Cette transformation est également un processus complexe. L’un des obstacles est la résistance inhérente au changement, en particulier lorsqu’il y a une perception qui peut d’une certaine manière menacer les emplois. En outre, la transformation numérique implique souvent la collecte et l’analyse de grandes quantités de données, ce qui soulève des inquiétudes quant à la sécurité des données et au respect de la vie privée. Le dernier obstacle majeur concerne les coûts associés, qui peuvent nécessiter un investissement initial important et il peut être difficile de quantifier le retour sur investissement à court terme. Si nous considérons l’ensemble de la région méditerranéenne, nous pouvons ajouter les différents environnements réglementaires, les langues et les pratiques commerciales, l’infrastructure numérique et électrique de certains pays et également le fait qu’il peut encore y avoir une pénurie de professionnels qualifiés ayant une expertise dans les technologies numériques et la science des données.

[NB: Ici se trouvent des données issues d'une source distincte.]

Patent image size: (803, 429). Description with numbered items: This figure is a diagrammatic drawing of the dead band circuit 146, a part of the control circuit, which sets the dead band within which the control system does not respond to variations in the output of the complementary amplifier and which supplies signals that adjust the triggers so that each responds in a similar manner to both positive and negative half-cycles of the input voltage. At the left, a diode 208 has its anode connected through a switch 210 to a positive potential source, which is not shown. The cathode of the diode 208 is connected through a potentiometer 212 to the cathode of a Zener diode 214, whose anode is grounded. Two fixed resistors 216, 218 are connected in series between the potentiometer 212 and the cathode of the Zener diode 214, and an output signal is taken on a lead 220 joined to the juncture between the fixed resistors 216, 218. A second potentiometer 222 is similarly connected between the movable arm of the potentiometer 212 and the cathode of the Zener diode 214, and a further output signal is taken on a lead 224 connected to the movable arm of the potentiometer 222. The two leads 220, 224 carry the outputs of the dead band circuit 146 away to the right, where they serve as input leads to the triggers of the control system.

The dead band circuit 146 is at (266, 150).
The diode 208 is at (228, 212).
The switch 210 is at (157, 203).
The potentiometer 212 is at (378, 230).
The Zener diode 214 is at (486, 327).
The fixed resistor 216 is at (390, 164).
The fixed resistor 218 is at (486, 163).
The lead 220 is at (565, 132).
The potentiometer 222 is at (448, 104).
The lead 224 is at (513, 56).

Êtes-vous optimiste quant à l’avenir de la Méditerranée? Selon vous, quels sont les défis qui peuvent devenir de grandes opportunités pour la croissance et le développement de tous les pays de la région?
Nous devons être optimistes ! La Méditerranée possède un solide héritage de coopération, qui est le facteur clé pour surmonter les défis actuels. Par exemple, les actions de lutte contre le changement climatique rassembleront différents acteurs de la région et favoriseront le développement de nouvelles technologies qui pourront être partagées et appliquées dans un contexte géographique beaucoup plus large. D’un point de vue numérique, la région méditerranéenne prend des mesures pour devenir un centre numérique, capable de former des professionnels, de partager des projets et d’exporter des solutions dans le monde entier.
Quel est l’objectif principal de l’accord entre ASCAME et le Grupo ÉRRE? Quelles sont les prochaines étapes et les projets communs que les deux institutions vont lancer?
Nous sommes très heureux de ce nouveau partenariat. Notre vision est que seule la coopération nous permet de nous développer en tant qu’entreprises (et en tant qu’individus). Trouver un partenaire tel que l’ASCAME, avec son écosystème unique et dynamique, est un grand honneur pour nous. L’objectif principal de notre accord est de mettre en commun nos compétences afin de relever les défis actuels de la région méditerranéenne. Nous sommes actuellement en train d’approfondir notre connaissance commune de chaque partenaire et de structurer et définir des projets liés aux sujets que nous avons abordés au cours de cet entretien, en particulier le changement climatique et la numérisation. Ensemble, nous serons en mesure de favoriser le développement de la région et de créer des solutions susceptibles d’être appliquées à l’échelle mondiale.